The films of the American director, writer and producer Woody Allen are an acquired taste. The films he has produced over the span of five decades range in subject, from sex, lust and relationships, to the chronicling of life and its adventures, through the eyes of eccentric, bold, and varying characters.
Those trends are prevalent in the 1979 film Manhattan, released two years after the critically acclaimed Annie Hall. The film’s roots lie in the fight on the future of a circle of friends and their relationships, in particular that of Allen’s character, Isaac Davis, an eccentric writer attempting to find love in New York. An exposé however is at work by his former wife, Jill, who has since come out as a lesbian and plans to write a book about their marriage.
Yet, in spite of the chronicling of the relationships and the lens Allen takes, which may turn some viewers off the idea of the film, this is more than just about relationships. To Allen, this would be a nod to his hometown of New York, and an attempt to convince the public that the largest city in the United States is more than just a city full of lights and glamour, that there is a deeper meaning and there are elements that bring the city together.
A symbolic gesture
What came was a film made in black and white with a musical backdrop of the songs of legendary composer George Gershwin. It was a statement of affection, a statement only Allen himself could make.
“I wanted to show New York in a very beautiful way, the way I see it,” Allen said in an interview on US television in 2011. “I never had any interest in showing it except through my rose-colored glasses, my romanticized view of it.”

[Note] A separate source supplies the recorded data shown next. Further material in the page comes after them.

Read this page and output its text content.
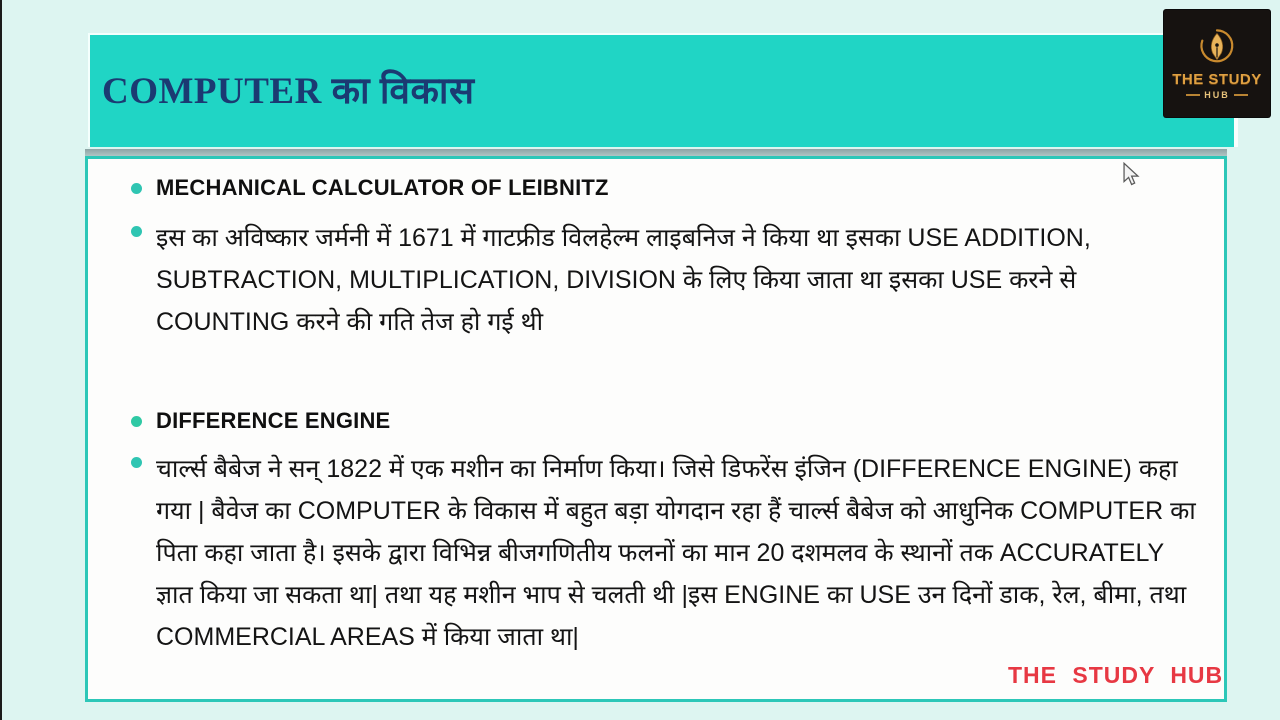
COMPUTER का विकास
MECHANICAL CALCULATOR OF LEIBNITZ
इस का अविष्कार जर्मनी में 1671 में गाटफ्रीड विलहेल्म लाइबनिज ने किया था इसका USE ADDITION, SUBTRACTION, MULTIPLICATION, DIVISION के लिए किया जाता था इसका USE करने से COUNTING करने की गति तेज हो गई थी
DIFFERENCE ENGINE
चार्ल्स बैबेज ने सन् 1822 में एक मशीन का निर्माण किया। जिसे डिफरेंस इंजिन (DIFFERENCE ENGINE) कहा गया | बैवेज का COMPUTER के विकास में बहुत बड़ा योगदान रहा हैं चार्ल्स बैबेज को आधुनिक COMPUTER का पिता कहा जाता है। इसके द्वारा विभिन्न बीजगणितीय फलनों का मान 20 दशमलव के स्थानों तक ACCURATELY ज्ञात किया जा सकता था| तथा यह मशीन भाप से चलती थी |इस ENGINE का USE उन दिनों डाक, रेल, बीमा, तथा COMMERCIAL AREAS में किया जाता था|
THE STUDY
HUB
THE STUDY HUB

Even though Allen himself despised the film after its release, it was another smash hit, and would be nominated for two Oscars, one for Best Supporting Actress Mariel Hemingway, the other for the screenplay, which Allen co-wrote.
More than what it seems
Yet, what allows this film in particular to shine among Allen’s vast catalogue of subjects is the visual act of symbolism embellished. New York became a character, the main point that connects these friends, their relationships, and their acts, and over 35 years later, brings lessons about the portrayal of New York’s image in mainstream culture.
As I type, I recall seeing on television the last portion of a performance recorded at Lincoln Centre, one of the city’s premier performance venues. It reminded me of the contribution New York has to the wider society, the image it’s known for – its effects on culture, media, industry, and life itself.
Allen has shown with Manhattan that while these things are good and indeed part of the image, it is down to the little intricacies that allow New York to be distinguished among other cities, that there is more than meets the eye.
If Allen has done anything of worth in his cinematic career, he has shown New York as not just a tourist attraction nor a place to jumpstart a career, but as a distinctive, always evolving chapter of the book on the evolution of American life, a chapter you return to again and again, wondering what else there is to discover, and what more can be told.